Avec Mario, j’ai visité le nouveau Centre communautaire, dont il
est l’inspirateur, qui a été inauguré avec une grande fête. Il
a été construit avec l’aide de beaucoup de membres de la
communauté, grâce à un prêtre, ami de longue date des frères de
New York qui a des liens avec le Mexique. Comme pour la construction,
la gestion et les activités du Centre seront gérées par une équipe
de coordination, dont Mario fait partie avec des gens de la
communauté.
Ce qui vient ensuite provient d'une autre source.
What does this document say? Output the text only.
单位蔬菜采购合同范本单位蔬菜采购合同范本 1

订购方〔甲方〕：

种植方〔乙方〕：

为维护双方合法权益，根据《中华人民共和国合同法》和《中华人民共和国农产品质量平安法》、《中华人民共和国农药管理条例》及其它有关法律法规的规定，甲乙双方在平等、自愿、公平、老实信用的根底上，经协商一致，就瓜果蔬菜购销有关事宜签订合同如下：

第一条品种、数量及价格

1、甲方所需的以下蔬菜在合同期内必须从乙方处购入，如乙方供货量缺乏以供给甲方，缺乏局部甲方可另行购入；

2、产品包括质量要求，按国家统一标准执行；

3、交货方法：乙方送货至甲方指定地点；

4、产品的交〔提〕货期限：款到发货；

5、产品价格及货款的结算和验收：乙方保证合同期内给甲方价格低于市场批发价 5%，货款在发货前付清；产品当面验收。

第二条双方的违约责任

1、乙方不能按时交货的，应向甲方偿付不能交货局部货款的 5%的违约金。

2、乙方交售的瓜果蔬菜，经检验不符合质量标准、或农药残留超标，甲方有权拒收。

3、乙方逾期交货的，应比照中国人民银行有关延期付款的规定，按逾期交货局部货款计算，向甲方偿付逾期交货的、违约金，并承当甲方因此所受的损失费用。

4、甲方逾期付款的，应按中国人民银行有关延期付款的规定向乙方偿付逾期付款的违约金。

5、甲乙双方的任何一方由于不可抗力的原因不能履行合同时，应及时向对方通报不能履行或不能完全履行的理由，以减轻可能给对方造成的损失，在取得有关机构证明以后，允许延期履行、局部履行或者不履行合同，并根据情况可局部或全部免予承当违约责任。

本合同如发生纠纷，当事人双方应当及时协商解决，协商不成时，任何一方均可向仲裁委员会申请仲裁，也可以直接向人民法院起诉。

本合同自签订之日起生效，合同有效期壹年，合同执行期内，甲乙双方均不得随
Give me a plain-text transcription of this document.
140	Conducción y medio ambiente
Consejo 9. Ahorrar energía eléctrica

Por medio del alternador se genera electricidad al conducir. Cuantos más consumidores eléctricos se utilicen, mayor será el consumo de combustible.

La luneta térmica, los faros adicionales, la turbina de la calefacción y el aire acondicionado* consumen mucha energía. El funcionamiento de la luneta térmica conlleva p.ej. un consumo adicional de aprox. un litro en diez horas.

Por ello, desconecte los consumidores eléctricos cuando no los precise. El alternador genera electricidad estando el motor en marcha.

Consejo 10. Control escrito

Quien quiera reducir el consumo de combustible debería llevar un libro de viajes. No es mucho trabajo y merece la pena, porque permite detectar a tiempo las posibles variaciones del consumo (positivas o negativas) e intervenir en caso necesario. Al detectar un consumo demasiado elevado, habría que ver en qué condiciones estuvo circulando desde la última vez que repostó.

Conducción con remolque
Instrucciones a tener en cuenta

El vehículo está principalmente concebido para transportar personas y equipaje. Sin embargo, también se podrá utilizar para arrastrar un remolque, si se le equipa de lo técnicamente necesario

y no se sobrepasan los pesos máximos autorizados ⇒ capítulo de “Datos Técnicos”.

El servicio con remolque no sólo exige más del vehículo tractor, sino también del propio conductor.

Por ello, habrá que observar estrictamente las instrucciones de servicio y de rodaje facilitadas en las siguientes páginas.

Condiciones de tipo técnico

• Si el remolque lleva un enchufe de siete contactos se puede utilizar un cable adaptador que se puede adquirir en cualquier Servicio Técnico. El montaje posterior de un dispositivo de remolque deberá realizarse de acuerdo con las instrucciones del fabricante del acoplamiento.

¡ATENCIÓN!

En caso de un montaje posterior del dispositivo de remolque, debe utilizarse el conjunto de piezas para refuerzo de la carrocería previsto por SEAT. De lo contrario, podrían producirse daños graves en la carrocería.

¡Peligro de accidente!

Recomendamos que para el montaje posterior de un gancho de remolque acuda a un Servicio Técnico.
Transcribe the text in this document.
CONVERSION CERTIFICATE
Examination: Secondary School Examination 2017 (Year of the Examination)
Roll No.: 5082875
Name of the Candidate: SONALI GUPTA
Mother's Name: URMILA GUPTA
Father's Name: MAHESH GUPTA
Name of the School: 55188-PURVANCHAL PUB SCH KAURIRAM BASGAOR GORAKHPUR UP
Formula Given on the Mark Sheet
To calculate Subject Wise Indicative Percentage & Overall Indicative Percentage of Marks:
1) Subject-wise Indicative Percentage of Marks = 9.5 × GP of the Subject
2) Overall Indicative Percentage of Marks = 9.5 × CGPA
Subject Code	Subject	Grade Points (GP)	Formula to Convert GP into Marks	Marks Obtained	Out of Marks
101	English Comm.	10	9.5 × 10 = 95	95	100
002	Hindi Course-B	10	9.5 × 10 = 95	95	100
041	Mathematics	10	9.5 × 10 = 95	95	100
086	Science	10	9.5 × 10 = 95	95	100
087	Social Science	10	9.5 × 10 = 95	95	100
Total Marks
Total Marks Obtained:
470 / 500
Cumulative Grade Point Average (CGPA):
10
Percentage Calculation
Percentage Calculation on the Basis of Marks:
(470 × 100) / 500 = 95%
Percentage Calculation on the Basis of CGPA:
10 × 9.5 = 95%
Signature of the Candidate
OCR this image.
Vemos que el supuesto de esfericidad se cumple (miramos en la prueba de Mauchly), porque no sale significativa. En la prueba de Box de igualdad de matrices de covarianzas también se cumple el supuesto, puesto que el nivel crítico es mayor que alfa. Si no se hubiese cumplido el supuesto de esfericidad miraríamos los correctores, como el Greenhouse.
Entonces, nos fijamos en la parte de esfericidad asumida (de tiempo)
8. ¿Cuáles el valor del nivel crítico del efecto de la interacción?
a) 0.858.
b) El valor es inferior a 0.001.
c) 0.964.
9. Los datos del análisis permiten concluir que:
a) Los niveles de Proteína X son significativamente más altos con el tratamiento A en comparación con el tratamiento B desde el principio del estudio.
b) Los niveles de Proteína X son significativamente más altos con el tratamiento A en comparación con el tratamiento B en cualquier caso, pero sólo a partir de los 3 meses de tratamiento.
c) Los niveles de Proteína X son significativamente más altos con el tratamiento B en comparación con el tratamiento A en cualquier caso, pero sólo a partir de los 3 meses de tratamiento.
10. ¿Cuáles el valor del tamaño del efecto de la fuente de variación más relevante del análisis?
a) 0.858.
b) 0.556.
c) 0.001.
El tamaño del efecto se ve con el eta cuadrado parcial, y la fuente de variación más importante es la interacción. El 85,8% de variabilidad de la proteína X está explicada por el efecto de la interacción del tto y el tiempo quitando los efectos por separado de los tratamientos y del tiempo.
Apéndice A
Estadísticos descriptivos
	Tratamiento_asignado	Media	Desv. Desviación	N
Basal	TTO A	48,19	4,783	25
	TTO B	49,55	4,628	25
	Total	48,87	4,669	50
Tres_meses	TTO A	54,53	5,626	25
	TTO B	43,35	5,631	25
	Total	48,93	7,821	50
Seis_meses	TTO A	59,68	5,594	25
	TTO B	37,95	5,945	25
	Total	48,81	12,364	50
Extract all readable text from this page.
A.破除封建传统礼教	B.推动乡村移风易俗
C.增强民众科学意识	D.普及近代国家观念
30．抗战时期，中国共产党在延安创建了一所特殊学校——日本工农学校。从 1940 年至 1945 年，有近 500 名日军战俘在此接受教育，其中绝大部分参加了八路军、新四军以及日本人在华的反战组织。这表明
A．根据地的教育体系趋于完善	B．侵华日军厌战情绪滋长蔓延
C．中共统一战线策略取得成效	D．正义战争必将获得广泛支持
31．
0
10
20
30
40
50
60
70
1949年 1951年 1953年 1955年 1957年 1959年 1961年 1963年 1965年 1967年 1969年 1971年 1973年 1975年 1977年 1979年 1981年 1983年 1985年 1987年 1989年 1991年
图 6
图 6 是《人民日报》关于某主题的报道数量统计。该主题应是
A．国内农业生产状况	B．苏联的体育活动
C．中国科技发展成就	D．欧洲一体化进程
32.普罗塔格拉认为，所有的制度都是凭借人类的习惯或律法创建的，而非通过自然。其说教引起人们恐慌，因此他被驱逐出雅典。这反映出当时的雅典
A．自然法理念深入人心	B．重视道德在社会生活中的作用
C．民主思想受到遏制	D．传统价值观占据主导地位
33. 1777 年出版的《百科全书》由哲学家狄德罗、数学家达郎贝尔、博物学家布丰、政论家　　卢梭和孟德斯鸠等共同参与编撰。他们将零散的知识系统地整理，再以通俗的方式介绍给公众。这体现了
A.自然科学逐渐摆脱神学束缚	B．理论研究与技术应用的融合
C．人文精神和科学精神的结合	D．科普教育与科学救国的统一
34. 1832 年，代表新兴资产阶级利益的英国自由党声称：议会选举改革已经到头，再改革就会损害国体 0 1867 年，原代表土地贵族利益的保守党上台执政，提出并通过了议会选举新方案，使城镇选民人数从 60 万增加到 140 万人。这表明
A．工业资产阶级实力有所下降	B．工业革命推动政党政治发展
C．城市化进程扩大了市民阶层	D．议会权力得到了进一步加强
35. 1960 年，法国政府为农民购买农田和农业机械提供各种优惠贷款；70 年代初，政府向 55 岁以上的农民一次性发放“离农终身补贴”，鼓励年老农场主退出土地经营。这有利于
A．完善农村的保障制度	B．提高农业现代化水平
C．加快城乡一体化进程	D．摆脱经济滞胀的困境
La communauté est aussi propriétaire de la maison.
Je pense que cette initiative
importante l'aidera à croître comme communauté, tout en donnant,
surtout aux jeunes, la possibilité d’activités de formation et de
loisir, qui manquent tellement.
Un dimanche, nous avons tous été
invités dans la famille de mon filleul qui a maintenant presque 4
ans, pour un bon repas : joie de voir Toñito en bonne santé!…
alors que, nouveau-né, il avait failli mourir. Peu de temps après
notre arrivée à Ciudad Hidalgo, je l’avais conduit en voiture
jusqu'à une clinique où le médecin avait conseillé de le
baptiser, car ce n’était pas sûr que Toñito s’en sortirait.
Sur place, j’étais le seul qui pouvait être le parrain. Et voilà
que je découvre petit à petit qu’au Mexique les responsabilités
du parrain ne sont pas seulement d’ordre spirituel !…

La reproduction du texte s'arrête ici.